By Jennifer Sullivan
Seattle Times staff reporter

The Pierce County Sheriff's Department is unhappy with the way a 911 operator handled a call from the caseworker who tried to summon deputies to Josh Powell's home just before he killed his children and himself.

The caseworker's call resulted in nearly seven minutes of questioning by the call taker before he said he would have a deputy contact her. A short time later, the Graham house erupted in flames, killing everyone inside.

"We're not happy with the way that [call taker] is bantering [with the caseworker]," sheriff's spokesman Sgt. Ed Troyer said Wednesday morning. "We understand that could have been handled better."

Tom Orr, who directs the Law Enforcement Support Agency, where the call taker works, said Wednesday the agency will investigate how the call was handled and determine whether any changes in procedure or discipline is necessary.

"We will investigate all aspects of this incident, and if there is a need to refine our processes (as we do continually) we will do so," Orr said in a statement. "If there is a need to investigate from a disciplinary perspective and assign individual responsibility, we will do that as well."

Orr's statement added, "What happened with this call first comes to us blindly on the other side of a phone; it is only in hindsight that we see things that are not apparent to the call takers."

The caseworker called for help just after noon Sunday after Powell whisked his two sons into his house and shut the door in her face. The caseworker had taken Charlie, 7, and Braden, 5, to Powell's home for what was supposed to be a routine court-ordered visit.

Fearing for the boys' safety, the woman dialed 911 to report what happened in a case involving a man who she reported was "on a very short leash with DSHS ... "

But the male call taker responded with nearly seven minutes of nonstop questions about Powell and the children, details about her job and information about the car she was driving. The caseworker also couldn't initially provide Powell's address.

The Law Enforcement Support Agency employs both call takers, who take 911 calls from the public, as well as dispatchers, who dispatch police in 11 communities in the county.

While Troyer said that it's likely deputies could have arrived quicker had the caseworker immediately provided Powell's address, he doubts that the children could have been saved.

"Once that fire started, it was all over," he said.

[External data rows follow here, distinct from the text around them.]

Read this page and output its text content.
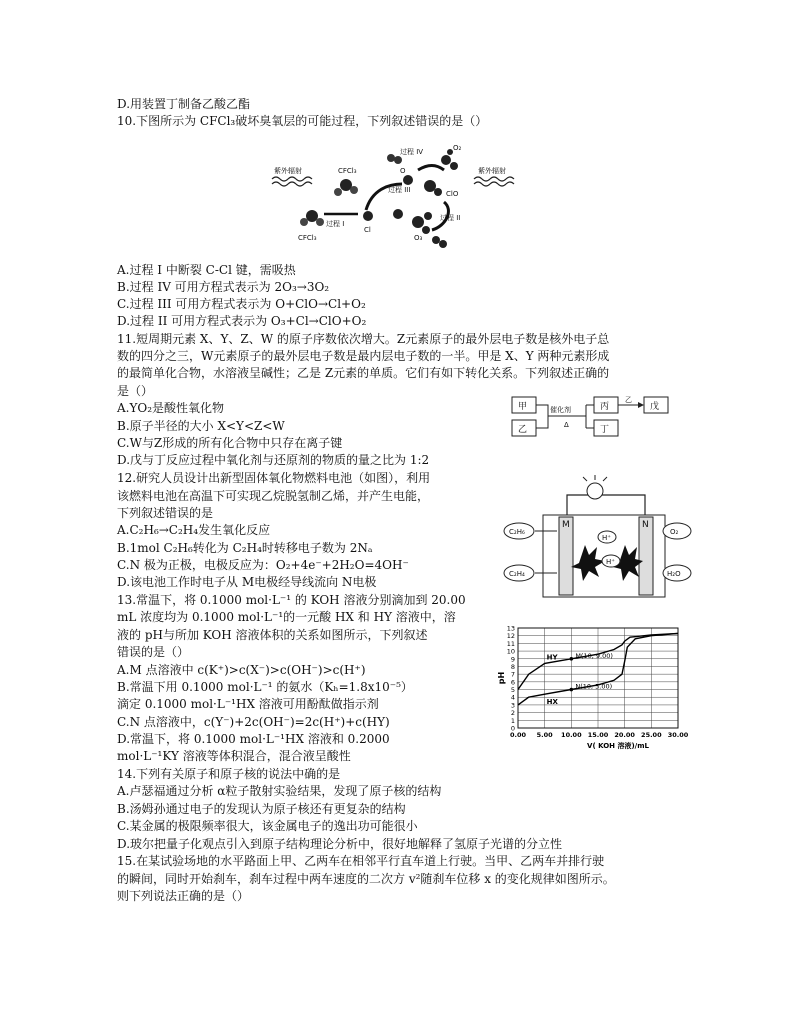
D.用装置丁制备乙酸乙酯
10.下图所示为 CFCl₃破坏臭氧层的可能过程，下列叙述错误的是（）
紫外辐射	紫外辐射
CFCl₃
过程 IV	O₂
过程 III
O
ClO
CFCl₃
过程 I
Cl
O₃
过程 II
A.过程 I 中断裂 C-Cl 键，需吸热
B.过程 IV 可用方程式表示为 2O₃→3O₂
C.过程 III 可用方程式表示为 O+ClO→Cl+O₂
D.过程 II 可用方程式表示为 O₃+Cl→ClO+O₂
11.短周期元素 X、Y、Z、W 的原子序数依次增大。Z元素原子的最外层电子数是核外电子总
数的四分之三，W元素原子的最外层电子数是最内层电子数的一半。甲是 X、Y 两种元素形成
的最简单化合物，水溶液呈碱性；乙是 Z元素的单质。它们有如下转化关系。下列叙述正确的
是（）
A.YO₂是酸性氧化物
B.原子半径的大小 X<Y<Z<W
C.W与Z形成的所有化合物中只存在离子键
D.戊与丁反应过程中氧化剂与还原剂的物质的量之比为 1:2
甲
乙
催化剂
Δ
丙
丁
乙
戊
12.研究人员设计出新型固体氧化物燃料电池（如图），利用
该燃料电池在高温下可实现乙烷脱氢制乙烯，并产生电能，
下列叙述错误的是
A.C₂H₆→C₂H₄发生氧化反应
B.1mol C₂H₆转化为 C₂H₄时转移电子数为 2Nₐ
C.N 极为正极，电极反应为：O₂+4e⁻+2H₂O=4OH⁻
D.该电池工作时电子从 M电极经导线流向 N电极
M	N
C₂H₆
C₂H₄
O₂
H₂O
H⁺
H⁺
13.常温下，将 0.1000 mol·L⁻¹ 的 KOH 溶液分别滴加到 20.00
mL 浓度均为 0.1000 mol·L⁻¹的一元酸 HX 和 HY 溶液中，溶
液的 pH与所加 KOH 溶液体积的关系如图所示，下列叙述
错误的是（）
A.M 点溶液中 c(K⁺)>c(X⁻)>c(OH⁻)>c(H⁺)
B.常温下用 0.1000 mol·L⁻¹ 的氨水（Kₕ=1.8x10⁻⁵）
滴定 0.1000 mol·L⁻¹HX 溶液可用酚酞做指示剂
C.N 点溶液中，c(Y⁻)+2c(OH⁻)=2c(H⁺)+c(HY)
D.常温下，将 0.1000 mol·L⁻¹HX 溶液和 0.2000
mol·L⁻¹KY 溶液等体积混合，混合液呈酸性
0
1
2
3
4
5
6
7
8
9
10
11
12
13
0.00 5.00 10.00 15.00 20.00 25.00 30.00
HX
HY	M(10, 9.00)
N(10, 5.00)
pH
V( KOH 溶液)/mL
14.下列有关原子和原子核的说法中确的是
A.卢瑟福通过分析 α粒子散射实验结果，发现了原子核的结构
B.汤姆孙通过电子的发现认为原子核还有更复杂的结构
C.某金属的极限频率很大，该金属电子的逸出功可能很小
D.玻尔把量子化观点引入到原子结构理论分析中，很好地解释了氢原子光谱的分立性
15.在某试验场地的水平路面上甲、乙两车在相邻平行直车道上行驶。当甲、乙两车并排行驶
的瞬间，同时开始刹车，刹车过程中两车速度的二次方 v²随刹车位移 x 的变化规律如图所示。
则下列说法正确的是（）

Orr, in his statement, said that five to six minutes elapsed between the time the caseworker's call came in and a deputy was dispatched to the Powell home.

Troyer said detectives are working on a precise timeline showing how long it took deputies to arrive after the first 911 calls. Troyer believes deputies arrived at the home within minutes of being dispatched.

He said his department is still waiting to receive a copy of the "call-and-dispatch" log from the 911 center to see exactly how long it took for deputies to respond.